香奈は極端に奥手な子だと思う。24にもなって初恋だなんて、遅すぎる。

私は香奈が恋をしたと聞いて、嬉しいような、寂しいような気持ちになった。

本人は最初、それが恋だと気が付いてなくて、それなのに相手のオッサンのことを「王子様」とか言うから笑ってしまった。

とうとう香奈が恋をしたか……。

香奈はずっと純真なままだと思ってたのにな。
恋なんかしたら、きっとどんどん黒く染まってしまう。

やっぱり、……寂しい。

香奈とは小中高と同じ学校で、クラスもほぼ一緒だった。

中高は部活も一緒でホントに楽しかった。
のんびりおっとりした香奈は、世知辛い世の中を忘れさせてくれる私の癒しだった。

香奈と私が仲良くなったのは、背の順で並ぶ時に必ず一番後ろで一緒になったからだ。

私と香奈は子どもの頃から背がでかい。
二人でいると、ツインタワーなんて言われた。

中学に入ったら、当然二人ともバレー部やバスケ部から勧誘されたけれど、運動音痴の私は香奈を「一緒に吹奏楽部に入ろう!」と誘った。

香奈は運動もできるのに、快く私の誘いに乗って一緒に吹奏楽部に入ってくれた。それから私たちは高校卒業までずっと一緒に吹奏楽部だった。

私よりほんのちょっと背が高いからってユーフォニアム担当になった香奈。ユーフォは人気のある楽器だけど、香奈はそのありがたみがあまりわかっていないようだった。

ユーフォニアムを持つ香奈は、なかなか様になっていてかっこよかったのをよく覚えている。

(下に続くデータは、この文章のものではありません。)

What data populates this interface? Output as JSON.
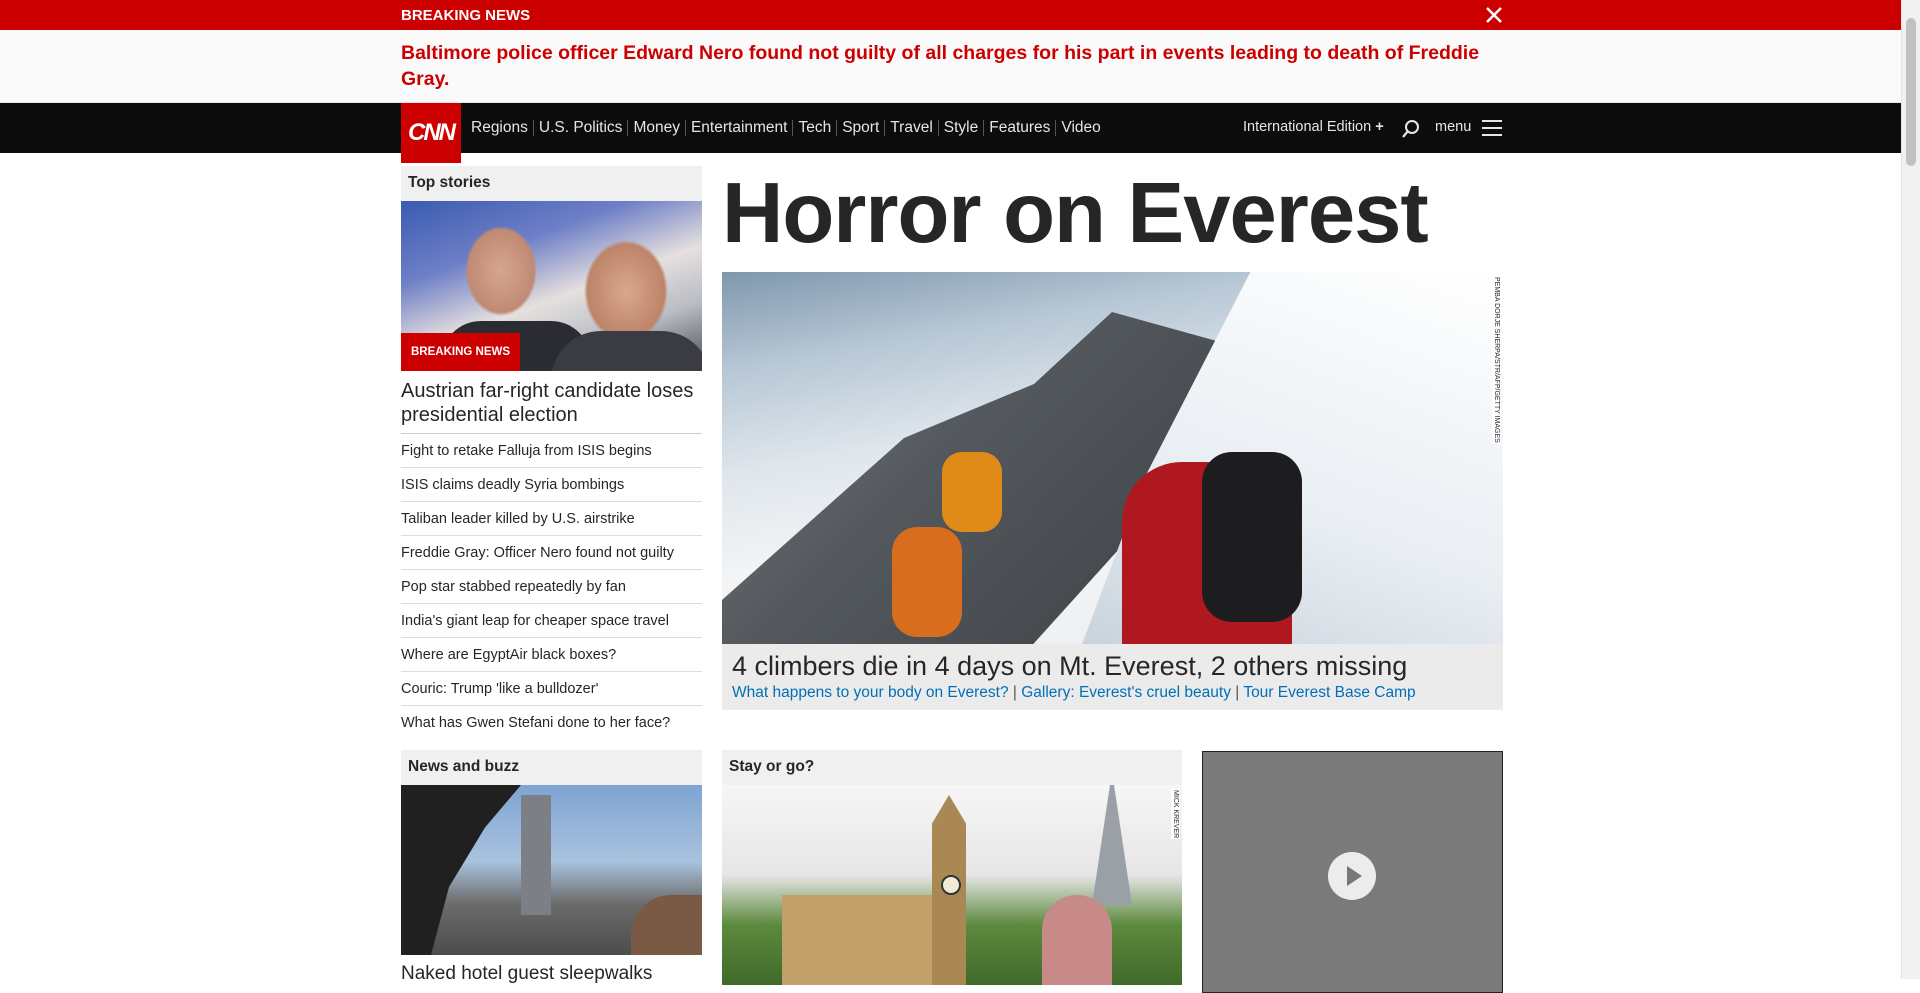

私は背の高さとかは何も言われず、希望通りトランペットをやらせてもらえた。

実は私はトランペットに憧れて吹奏楽部に入った。

ジャズとかそういうかっこいい理由じゃなくて、アニメの主人公がトランペットで吹く曲が好きだったからだ。
香奈もあの曲は好きだったらしく、自主練の時に遊んであの曲を吹くといつも喜んでくれた。

茶色い瞳を細めてコロコロ笑う香奈は驚くほど純真で、そんな香奈を笑わせたくて何度もあの曲を吹いた。

その辺のミス○高とかより、純真無垢な香奈の方がずっとずっと可愛いと私は思っていた。